De toute évidence, cette œuvre du maître tchèque Milos Forman n'est pas aussi éblouissante que son chef-d’œuvre incontestable, Amadeus. Le parallèle entre les deux films est saisissant, tant il s'agit, dans l'un comme dans l'autre, de rendre un hommage vibrant à un génie. Ici, le génie c'est Goya (Stellan Skarzgard), dont la vie madrilène est abordée sous l'angle de sa relation avec sa muse, Inès (Natalie Portman), poursuivie par l'inquisiteur fanatique Lorenzo (Javier Bardem), entre deux moments-clefs : le réveil de l'Inquisition en 1792 et l'invasion des troupes napoléoniennes seize ans plus tard.
Ceci étant dit, en s'attaquant, à travers Goya, au sujet pour le moins glissant des excès de l'Inquisition espagnole, Forman ne perd rien de sa fougue, de son humour et de son amour du cinéma.

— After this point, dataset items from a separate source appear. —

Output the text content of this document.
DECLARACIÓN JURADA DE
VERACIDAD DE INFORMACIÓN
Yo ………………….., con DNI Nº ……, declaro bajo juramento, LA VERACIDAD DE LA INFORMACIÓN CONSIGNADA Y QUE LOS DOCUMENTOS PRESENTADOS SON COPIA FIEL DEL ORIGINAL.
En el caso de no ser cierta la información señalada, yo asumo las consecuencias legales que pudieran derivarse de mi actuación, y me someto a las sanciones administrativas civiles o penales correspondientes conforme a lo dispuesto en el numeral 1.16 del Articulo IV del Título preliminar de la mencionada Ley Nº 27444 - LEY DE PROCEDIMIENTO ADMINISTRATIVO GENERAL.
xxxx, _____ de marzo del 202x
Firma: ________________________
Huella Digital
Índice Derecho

D'abord, pour porter son film, il s'est entouré d'un groupe d'acteurs au talent évident : en jeune femme innocente poursuivie pour des crimes imaginaires, Natalie Portman est remarquable ; en Inquisiteur obsessionnel et charismatique, Javier Bardem, est effrayant à souhait ; tandis que Stellan Skarzgard donne à Goya une belle dimension humaine. La mention spéciale, néanmoins, revient à Michael Lonsdale, qui rend presque touchant le personnage du Grand Inquisiteur. Rien à dire, donc, sur l'interprétation des acteurs, parfaite en tout point, qui donne chair et vie aux dialogues ciselés de Jean-Claude Carrière, complice brillant de Forman.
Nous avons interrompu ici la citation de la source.